Вкус: Наука о самом малоизученном человеческом чувстве | страница 57



Однако при более тщательном рассмотрении мы обнаруживаем весьма поучительную историю для тех, кто хотел бы верить, что гены – это судьба. Если бы каждый человек с одним вариантом гена OR6A2 – назовем его вариант Х – любил кинзу, а каждый с вариантом Y ненавидел ее, это бы означало, что ген OR6A2 объясняет 100 процентов разницы в восприятии. Если бы любовь и ненависть к кинзе никак не зависели от наличия того или другого варианта, это бы значило, что ген OR6A2 объясняет 0 процентов разницы. Чем ближе к 100 процентам, тем сильнее влияние гена. Исследования показали, что наличие разных вариантов гена OR6A2 позволяет объяснить менее 9 процентов разницы в восприятии кинзы. Другими словами, ген OR6A2 очень мало говорит нам об отношении людей к этому продукту.

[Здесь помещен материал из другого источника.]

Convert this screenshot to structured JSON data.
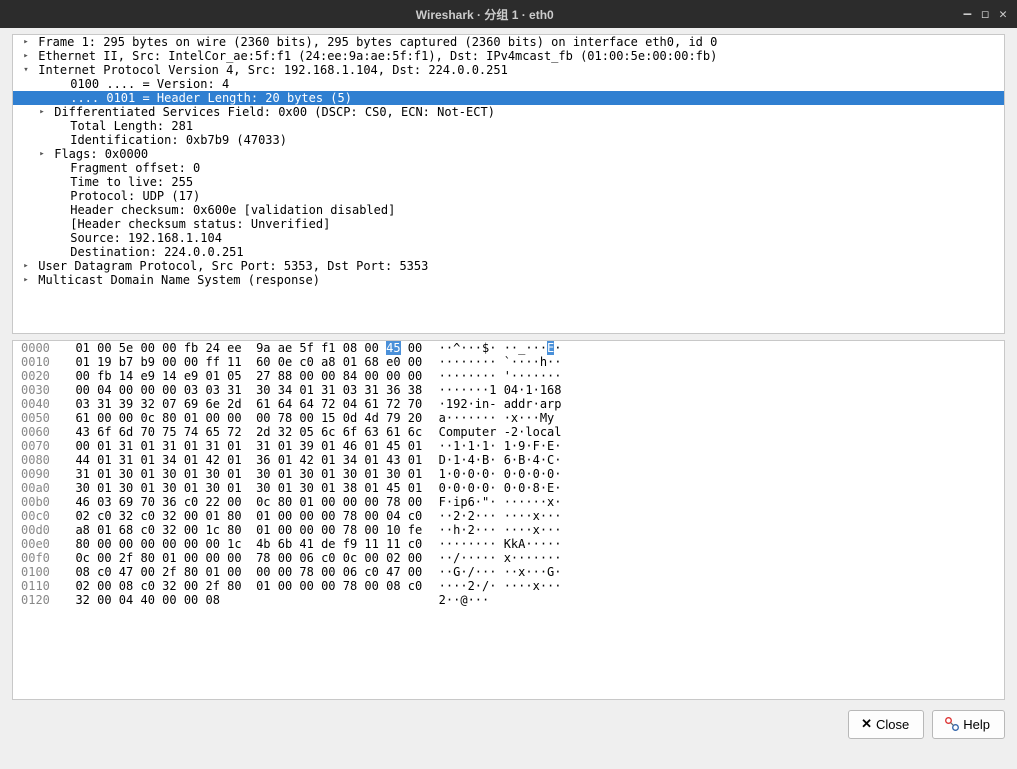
{
  "window": {
    "title": "Wireshark · 分组 1 · eth0"
  },
  "buttons": {
    "close": "Close",
    "help": "Help"
  },
  "tree": [
    {
      "arrow": "right",
      "indent": 0,
      "sel": false,
      "text": "Frame 1: 295 bytes on wire (2360 bits), 295 bytes captured (2360 bits) on interface eth0, id 0"
    },
    {
      "arrow": "right",
      "indent": 0,
      "sel": false,
      "text": "Ethernet II, Src: IntelCor_ae:5f:f1 (24:ee:9a:ae:5f:f1), Dst: IPv4mcast_fb (01:00:5e:00:00:fb)"
    },
    {
      "arrow": "down",
      "indent": 0,
      "sel": false,
      "text": "Internet Protocol Version 4, Src: 192.168.1.104, Dst: 224.0.0.251"
    },
    {
      "arrow": "",
      "indent": 2,
      "sel": false,
      "text": "0100 .... = Version: 4"
    },
    {
      "arrow": "",
      "indent": 2,
      "sel": true,
      "text": ".... 0101 = Header Length: 20 bytes (5)"
    },
    {
      "arrow": "right",
      "indent": 1,
      "sel": false,
      "text": "Differentiated Services Field: 0x00 (DSCP: CS0, ECN: Not-ECT)"
    },
    {
      "arrow": "",
      "indent": 2,
      "sel": false,
      "text": "Total Length: 281"
    },
    {
      "arrow": "",
      "indent": 2,
      "sel": false,
      "text": "Identification: 0xb7b9 (47033)"
    },
    {
      "arrow": "right",
      "indent": 1,
      "sel": false,
      "text": "Flags: 0x0000"
    },
    {
      "arrow": "",
      "indent": 2,
      "sel": false,
      "text": "Fragment offset: 0"
    },
    {
      "arrow": "",
      "indent": 2,
      "sel": false,
      "text": "Time to live: 255"
    },
    {
      "arrow": "",
      "indent": 2,
      "sel": false,
      "text": "Protocol: UDP (17)"
    },
    {
      "arrow": "",
      "indent": 2,
      "sel": false,
      "text": "Header checksum: 0x600e [validation disabled]"
    },
    {
      "arrow": "",
      "indent": 2,
      "sel": false,
      "text": "[Header checksum status: Unverified]"
    },
    {
      "arrow": "",
      "indent": 2,
      "sel": false,
      "text": "Source: 192.168.1.104"
    },
    {
      "arrow": "",
      "indent": 2,
      "sel": false,
      "text": "Destination: 224.0.0.251"
    },
    {
      "arrow": "right",
      "indent": 0,
      "sel": false,
      "text": "User Datagram Protocol, Src Port: 5353, Dst Port: 5353"
    },
    {
      "arrow": "right",
      "indent": 0,
      "sel": false,
      "text": "Multicast Domain Name System (response)"
    }
  ],
  "hex": [
    {
      "off": "0000",
      "h1": "01 00 5e 00 00 fb 24 ee",
      "h2": "9a ae 5f f1 08 00 ",
      "hl": "45",
      "h3": " 00",
      "a": "··^···$· ··_···",
      "ahl": "E",
      "a2": "·"
    },
    {
      "off": "0010",
      "h": "01 19 b7 b9 00 00 ff 11  60 0e c0 a8 01 68 e0 00",
      "a": "········ `····h··"
    },
    {
      "off": "0020",
      "h": "00 fb 14 e9 14 e9 01 05  27 88 00 00 84 00 00 00",
      "a": "········ '·······"
    },
    {
      "off": "0030",
      "h": "00 04 00 00 00 03 03 31  30 34 01 31 03 31 36 38",
      "a": "·······1 04·1·168"
    },
    {
      "off": "0040",
      "h": "03 31 39 32 07 69 6e 2d  61 64 64 72 04 61 72 70",
      "a": "·192·in- addr·arp"
    },
    {
      "off": "0050",
      "h": "61 00 00 0c 80 01 00 00  00 78 00 15 0d 4d 79 20",
      "a": "a······· ·x···My "
    },
    {
      "off": "0060",
      "h": "43 6f 6d 70 75 74 65 72  2d 32 05 6c 6f 63 61 6c",
      "a": "Computer -2·local"
    },
    {
      "off": "0070",
      "h": "00 01 31 01 31 01 31 01  31 01 39 01 46 01 45 01",
      "a": "··1·1·1· 1·9·F·E·"
    },
    {
      "off": "0080",
      "h": "44 01 31 01 34 01 42 01  36 01 42 01 34 01 43 01",
      "a": "D·1·4·B· 6·B·4·C·"
    },
    {
      "off": "0090",
      "h": "31 01 30 01 30 01 30 01  30 01 30 01 30 01 30 01",
      "a": "1·0·0·0· 0·0·0·0·"
    },
    {
      "off": "00a0",
      "h": "30 01 30 01 30 01 30 01  30 01 30 01 38 01 45 01",
      "a": "0·0·0·0· 0·0·8·E·"
    },
    {
      "off": "00b0",
      "h": "46 03 69 70 36 c0 22 00  0c 80 01 00 00 00 78 00",
      "a": "F·ip6·\"· ······x·"
    },
    {
      "off": "00c0",
      "h": "02 c0 32 c0 32 00 01 80  01 00 00 00 78 00 04 c0",
      "a": "··2·2··· ····x···"
    },
    {
      "off": "00d0",
      "h": "a8 01 68 c0 32 00 1c 80  01 00 00 00 78 00 10 fe",
      "a": "··h·2··· ····x···"
    },
    {
      "off": "00e0",
      "h": "80 00 00 00 00 00 00 1c  4b 6b 41 de f9 11 11 c0",
      "a": "········ KkA·····"
    },
    {
      "off": "00f0",
      "h": "0c 00 2f 80 01 00 00 00  78 00 06 c0 0c 00 02 00",
      "a": "··/····· x·······"
    },
    {
      "off": "0100",
      "h": "08 c0 47 00 2f 80 01 00  00 00 78 00 06 c0 47 00",
      "a": "··G·/··· ··x···G·"
    },
    {
      "off": "0110",
      "h": "02 00 08 c0 32 00 2f 80  01 00 00 00 78 00 08 c0",
      "a": "····2·/· ····x···"
    },
    {
      "off": "0120",
      "h": "32 00 04 40 00 00 08",
      "a": "2··@···"
    }
  ]
}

И так обстоят дела со многими обонятельными генами, как я убедился на собственном опыте, когда попросил Джоэла Мейнланда исследовать мой генетический профиль. Поскольку на настоящий момент изучено всего несколько генов обонятельных рецепторов с точки зрения их влияния на восприятие, Мейнланд не стал расшифровывать весь мой геном, а ограничился анализом присутствующих у меня вариантов этих нескольких рецепторных генов. Вскоре после этого разговора я посетил лабораторию Мейнланда и прошел серию ольфакторных тестов, где мне нужно было оценить интенсивность и приятность запахов, за восприятие которых отвечают эти гены.

Результаты оказались откровенно разочаровывающими. Взять, например, ген OR11A1. Кодируемый им обонятельный рецептор распознает вещество с земляным запахом под названием 2-этилфенхол, которое иногда проявляется в виде привкуса в пиве и газированных безалкогольных напитках. В человеческой популяции распространены три варианта (аллеля) этого гена, один из которых обеспечивает высокую чувствительность к 2-этилфенхолу, а два других – низкую чувствительность или вообще ее отсутствие. Исследование моего генома показало, что я обладаю двумя копиями чувствительного аллеля, что предположительно должно наделять меня повышенной чувствительностью к этому запаху. И поскольку людям меньше нравятся сильные запахи, Мейнланд предположил, что я должен оценить тестовый образец 2-этилфенхола как менее приятный.

В действительности ни одно из этих предсказаний не сбылось. Я оценил интенсивность 2-этилфенхола по шкале от 0 (необнаруживаемый) до 7 (доминирующе интенсивный) на уровне 3,4 – что намного ниже 4,8, предсказанных Мейнландом. По шкале приятности я оценил его на 5,0 (видимо, мне нравится запах грязи), хотя по прогнозу Мейнланда я должен был оценить его на 3,2, то есть как неприятный. Другие пары генов и запахов, такие как OR10G4 и пахнущий дымом гваякол, OR11H7 и кисловатый сырный/потный запах изовалериановой кислоты, и OR5A1 и сильный цветочный запах бета-ионона, дали столь же обескураживающие результаты. Разумеется, некоторые соответствия все же были. Я являюсь носителем одной функциональной и одной поврежденной копии гена OR7D4, кодирующего рецептор, отвечающий за восприятие андростенона – вещества с запахом свиной мочи и трюфелей, которое изучал Высоцки. Это должно наделять меня умеренной чувствительностью к этому запаху и делать любителем трюфелей, коим я и являюсь на самом деле. К сожалению, такое соответствие обнаруживается не всегда. «Многие люди с двумя функциональными копиями этого гена не чувствуют запаха андростенона, – пояснил Мейнланд, – тогда как некоторые люди с двумя нефункциональными копиями хорошо его ощущают».